Hier eine der ganz wenigen Aufnahmen wildlebender Sockentiere, aufgenommen in der gerade vergangenen Vollmondnacht.  
 
Übrigens scheint sich auch ein weiteres geheimnisvolles Phänomen mit Hilfe der Sockenforschung erklären zu lassen. Noch ist es etwas zu früh für dezidierte Angaben, aber es verdichten sich die Hinweise, dass wir schon bald auch die vereinzelten Schuhe am Straßenrand in einem anderen Licht sehen werden. Wir werden zu gegebener Zeit darüber berichten.

Es ist uns gelungen, einzelne Sockentiere von Hand aufzuziehen:

 

Zahmes Sockentier aus Handaufzucht

Die so umsichtig gepflegten Tiere sind zahm und dem Menschen sehr zugetan. Dadurch konnten wir weitere interessante Details über ihr Zusammenleben unter der Erde in Erfahrung bringen und wissen heute, dass sich vollentwickelte, erfahrene Tiere, die wir gerne liebevoll „alte Socken“ nennen, nach ausführlicher Suche und sehr genauem In-Augenschein-nehmen schließlich - bevorzugt lebenslang - binden.
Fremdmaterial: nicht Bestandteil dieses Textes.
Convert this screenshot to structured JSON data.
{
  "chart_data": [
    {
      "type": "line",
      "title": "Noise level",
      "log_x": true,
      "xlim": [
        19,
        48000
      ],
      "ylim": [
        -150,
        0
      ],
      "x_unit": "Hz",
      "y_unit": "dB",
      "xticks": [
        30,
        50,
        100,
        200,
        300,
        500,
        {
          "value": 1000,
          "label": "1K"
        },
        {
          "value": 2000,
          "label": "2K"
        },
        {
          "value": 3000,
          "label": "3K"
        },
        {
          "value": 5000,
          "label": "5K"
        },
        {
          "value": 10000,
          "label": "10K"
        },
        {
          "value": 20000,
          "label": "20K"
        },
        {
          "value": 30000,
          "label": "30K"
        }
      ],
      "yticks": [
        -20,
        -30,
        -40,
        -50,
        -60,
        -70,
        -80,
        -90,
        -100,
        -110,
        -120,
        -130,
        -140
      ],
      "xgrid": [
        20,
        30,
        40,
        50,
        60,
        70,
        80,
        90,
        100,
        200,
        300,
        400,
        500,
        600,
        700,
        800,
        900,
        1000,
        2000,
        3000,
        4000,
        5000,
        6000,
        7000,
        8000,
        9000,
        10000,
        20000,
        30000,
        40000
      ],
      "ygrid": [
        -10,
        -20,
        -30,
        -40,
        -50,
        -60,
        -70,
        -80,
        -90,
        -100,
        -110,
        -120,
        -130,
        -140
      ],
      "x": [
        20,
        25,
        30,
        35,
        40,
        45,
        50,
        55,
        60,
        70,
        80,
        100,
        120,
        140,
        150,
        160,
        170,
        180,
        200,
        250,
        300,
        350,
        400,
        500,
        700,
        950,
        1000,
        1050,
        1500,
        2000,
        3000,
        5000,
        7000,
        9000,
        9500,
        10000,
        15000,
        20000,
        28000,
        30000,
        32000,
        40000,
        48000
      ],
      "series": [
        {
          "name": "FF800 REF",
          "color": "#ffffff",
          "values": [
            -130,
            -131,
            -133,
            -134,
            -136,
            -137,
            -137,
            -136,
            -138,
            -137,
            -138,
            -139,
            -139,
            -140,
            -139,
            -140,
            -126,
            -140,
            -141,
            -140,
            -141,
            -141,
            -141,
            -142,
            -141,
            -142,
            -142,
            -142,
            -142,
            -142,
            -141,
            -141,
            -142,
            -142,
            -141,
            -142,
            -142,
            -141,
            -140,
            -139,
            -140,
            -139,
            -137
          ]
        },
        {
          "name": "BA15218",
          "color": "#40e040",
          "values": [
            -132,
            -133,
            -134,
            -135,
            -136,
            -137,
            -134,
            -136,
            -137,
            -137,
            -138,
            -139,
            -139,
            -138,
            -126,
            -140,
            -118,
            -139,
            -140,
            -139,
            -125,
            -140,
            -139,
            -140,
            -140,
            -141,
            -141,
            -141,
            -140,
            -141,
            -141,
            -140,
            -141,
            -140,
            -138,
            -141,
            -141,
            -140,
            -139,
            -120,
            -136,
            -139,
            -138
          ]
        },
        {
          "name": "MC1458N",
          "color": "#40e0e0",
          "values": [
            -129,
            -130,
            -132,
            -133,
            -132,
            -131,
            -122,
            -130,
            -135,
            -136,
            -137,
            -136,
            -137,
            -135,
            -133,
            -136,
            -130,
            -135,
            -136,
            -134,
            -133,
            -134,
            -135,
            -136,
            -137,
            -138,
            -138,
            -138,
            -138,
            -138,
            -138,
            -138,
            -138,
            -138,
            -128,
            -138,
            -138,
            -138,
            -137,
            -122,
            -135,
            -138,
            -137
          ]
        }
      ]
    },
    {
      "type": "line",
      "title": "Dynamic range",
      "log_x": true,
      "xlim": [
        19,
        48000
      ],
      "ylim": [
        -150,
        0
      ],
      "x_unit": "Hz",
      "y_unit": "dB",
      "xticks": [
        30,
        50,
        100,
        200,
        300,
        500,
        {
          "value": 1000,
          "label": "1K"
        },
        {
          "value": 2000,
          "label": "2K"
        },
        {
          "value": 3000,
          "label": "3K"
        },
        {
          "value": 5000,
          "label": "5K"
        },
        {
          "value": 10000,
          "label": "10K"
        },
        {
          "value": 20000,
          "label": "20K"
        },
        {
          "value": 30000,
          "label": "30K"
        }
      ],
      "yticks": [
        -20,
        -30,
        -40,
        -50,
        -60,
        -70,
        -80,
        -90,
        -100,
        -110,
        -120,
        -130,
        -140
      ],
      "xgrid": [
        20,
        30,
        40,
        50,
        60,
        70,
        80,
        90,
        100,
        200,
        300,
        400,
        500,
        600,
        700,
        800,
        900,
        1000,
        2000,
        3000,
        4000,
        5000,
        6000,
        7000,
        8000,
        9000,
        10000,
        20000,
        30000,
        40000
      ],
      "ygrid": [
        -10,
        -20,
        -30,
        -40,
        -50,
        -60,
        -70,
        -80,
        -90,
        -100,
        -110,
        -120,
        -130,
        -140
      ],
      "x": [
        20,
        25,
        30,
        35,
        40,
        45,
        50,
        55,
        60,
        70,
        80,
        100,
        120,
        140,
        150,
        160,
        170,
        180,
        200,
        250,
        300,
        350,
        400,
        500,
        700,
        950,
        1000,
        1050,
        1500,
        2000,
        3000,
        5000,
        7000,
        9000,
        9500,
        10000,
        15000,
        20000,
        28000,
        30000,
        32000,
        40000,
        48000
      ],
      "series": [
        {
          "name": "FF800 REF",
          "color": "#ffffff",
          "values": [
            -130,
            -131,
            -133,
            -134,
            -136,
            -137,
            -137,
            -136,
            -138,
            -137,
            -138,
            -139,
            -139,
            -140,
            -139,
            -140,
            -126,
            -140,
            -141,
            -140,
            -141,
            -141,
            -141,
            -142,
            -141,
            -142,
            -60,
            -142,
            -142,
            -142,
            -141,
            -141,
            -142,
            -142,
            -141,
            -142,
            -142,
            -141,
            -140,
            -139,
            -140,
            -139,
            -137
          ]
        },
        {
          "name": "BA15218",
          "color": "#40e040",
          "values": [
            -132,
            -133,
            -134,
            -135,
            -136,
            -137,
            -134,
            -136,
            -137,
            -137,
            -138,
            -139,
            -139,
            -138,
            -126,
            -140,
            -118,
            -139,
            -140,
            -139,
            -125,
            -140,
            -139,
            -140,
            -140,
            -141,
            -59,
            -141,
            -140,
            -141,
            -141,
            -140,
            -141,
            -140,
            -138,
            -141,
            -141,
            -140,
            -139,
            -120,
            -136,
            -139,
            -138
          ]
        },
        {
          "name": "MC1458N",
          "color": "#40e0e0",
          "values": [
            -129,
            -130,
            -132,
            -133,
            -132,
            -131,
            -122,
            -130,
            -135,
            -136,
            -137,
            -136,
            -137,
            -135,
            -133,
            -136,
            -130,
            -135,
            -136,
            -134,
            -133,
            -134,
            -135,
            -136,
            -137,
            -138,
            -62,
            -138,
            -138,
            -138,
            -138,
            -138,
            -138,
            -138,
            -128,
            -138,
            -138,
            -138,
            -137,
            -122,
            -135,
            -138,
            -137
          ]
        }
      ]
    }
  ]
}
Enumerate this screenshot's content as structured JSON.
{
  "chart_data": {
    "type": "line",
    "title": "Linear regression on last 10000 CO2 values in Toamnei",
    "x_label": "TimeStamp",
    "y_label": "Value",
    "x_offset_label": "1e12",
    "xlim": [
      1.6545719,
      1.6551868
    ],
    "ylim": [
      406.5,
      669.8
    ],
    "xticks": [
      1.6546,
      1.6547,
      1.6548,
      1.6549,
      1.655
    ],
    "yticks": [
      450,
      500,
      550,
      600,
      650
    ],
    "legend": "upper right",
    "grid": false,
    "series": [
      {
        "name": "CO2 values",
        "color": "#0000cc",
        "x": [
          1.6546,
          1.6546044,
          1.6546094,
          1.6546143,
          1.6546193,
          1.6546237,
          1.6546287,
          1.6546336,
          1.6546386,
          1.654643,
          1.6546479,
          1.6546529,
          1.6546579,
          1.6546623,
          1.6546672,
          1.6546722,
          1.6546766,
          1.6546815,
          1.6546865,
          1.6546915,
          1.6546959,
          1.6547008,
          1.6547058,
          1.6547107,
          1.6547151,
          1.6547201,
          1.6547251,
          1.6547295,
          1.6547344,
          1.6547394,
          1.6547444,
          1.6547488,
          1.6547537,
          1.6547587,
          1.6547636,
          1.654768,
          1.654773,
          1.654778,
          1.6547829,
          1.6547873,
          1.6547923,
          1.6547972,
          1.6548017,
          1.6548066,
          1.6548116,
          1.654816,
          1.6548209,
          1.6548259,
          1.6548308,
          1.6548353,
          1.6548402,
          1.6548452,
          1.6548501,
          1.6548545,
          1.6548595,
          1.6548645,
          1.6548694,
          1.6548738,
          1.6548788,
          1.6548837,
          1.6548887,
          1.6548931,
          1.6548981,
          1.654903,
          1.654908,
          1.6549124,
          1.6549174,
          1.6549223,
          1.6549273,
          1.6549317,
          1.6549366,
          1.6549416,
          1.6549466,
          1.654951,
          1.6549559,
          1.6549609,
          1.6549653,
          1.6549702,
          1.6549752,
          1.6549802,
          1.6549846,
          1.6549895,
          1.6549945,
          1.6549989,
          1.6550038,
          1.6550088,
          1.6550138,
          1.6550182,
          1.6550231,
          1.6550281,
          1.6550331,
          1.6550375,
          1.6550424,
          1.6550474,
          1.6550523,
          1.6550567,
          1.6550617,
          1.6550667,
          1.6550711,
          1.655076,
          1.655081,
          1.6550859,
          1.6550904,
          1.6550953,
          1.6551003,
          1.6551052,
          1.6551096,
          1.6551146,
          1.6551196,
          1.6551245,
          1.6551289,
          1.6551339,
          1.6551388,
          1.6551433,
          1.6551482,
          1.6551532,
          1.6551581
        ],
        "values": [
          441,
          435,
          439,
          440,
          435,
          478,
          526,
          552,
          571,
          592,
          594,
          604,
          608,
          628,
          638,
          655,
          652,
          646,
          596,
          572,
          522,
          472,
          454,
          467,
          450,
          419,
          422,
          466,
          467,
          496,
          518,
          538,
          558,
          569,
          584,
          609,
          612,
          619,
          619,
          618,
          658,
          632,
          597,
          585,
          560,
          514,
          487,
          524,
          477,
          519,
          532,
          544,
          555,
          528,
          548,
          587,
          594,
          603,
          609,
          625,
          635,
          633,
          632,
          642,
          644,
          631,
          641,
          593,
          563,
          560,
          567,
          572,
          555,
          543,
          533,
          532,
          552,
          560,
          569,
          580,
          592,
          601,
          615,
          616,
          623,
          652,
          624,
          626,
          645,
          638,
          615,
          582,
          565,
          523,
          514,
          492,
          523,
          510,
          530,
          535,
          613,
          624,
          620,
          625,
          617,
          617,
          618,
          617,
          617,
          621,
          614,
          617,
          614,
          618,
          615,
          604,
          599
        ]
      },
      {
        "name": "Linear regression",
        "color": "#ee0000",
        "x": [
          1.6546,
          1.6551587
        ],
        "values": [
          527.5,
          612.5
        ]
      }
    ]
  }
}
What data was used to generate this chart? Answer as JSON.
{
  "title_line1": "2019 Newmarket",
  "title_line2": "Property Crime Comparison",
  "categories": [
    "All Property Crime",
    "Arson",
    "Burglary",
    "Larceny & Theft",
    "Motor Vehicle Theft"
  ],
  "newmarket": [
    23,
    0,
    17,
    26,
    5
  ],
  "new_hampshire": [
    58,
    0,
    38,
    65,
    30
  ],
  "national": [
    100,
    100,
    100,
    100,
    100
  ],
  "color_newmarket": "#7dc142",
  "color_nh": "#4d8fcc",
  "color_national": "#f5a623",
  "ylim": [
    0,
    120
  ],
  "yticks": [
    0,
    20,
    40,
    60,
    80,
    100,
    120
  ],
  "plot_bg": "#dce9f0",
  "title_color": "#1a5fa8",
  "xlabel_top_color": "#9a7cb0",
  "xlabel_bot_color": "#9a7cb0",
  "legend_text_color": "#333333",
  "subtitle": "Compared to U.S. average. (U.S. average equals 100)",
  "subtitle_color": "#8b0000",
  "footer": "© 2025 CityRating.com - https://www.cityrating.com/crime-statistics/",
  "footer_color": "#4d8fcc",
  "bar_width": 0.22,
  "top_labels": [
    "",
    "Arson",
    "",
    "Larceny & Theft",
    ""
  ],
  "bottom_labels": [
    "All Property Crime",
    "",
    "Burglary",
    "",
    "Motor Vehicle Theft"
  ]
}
Die so vereinten Partner müssen durchaus nicht einer Farbe oder Größe sein, vielmehr vereint sie ein gemeinsamer Sinn für das Schöne im Leben, das Bedürfnis füreinander einzutreten und den Weg gemeinsam durch dick und dünn zu gehen. Man kann es am ehesten mit einem Gleichklang der Seelen bezeichnen, der beide durch die Höhen und Tiefen, die auch in einem Sockenleben vorkommen, zu tragen vermag. In diesem Sinne vereinte Socken erfreuen den Betrachter mit der zumeist von ihnen ausgehenden Ausstrahlung der entspannten Glückseligkeit. Als Zeichen dieser Liebe kommt es dann des Öfteren auch zum ausschließlich paarweisen Entlassen kleiner Geschwisterfäden in die Welt, die damit den Kreis der Entwicklung der Sockentiere schließen und einen neuen Zyklus des Lebens starten.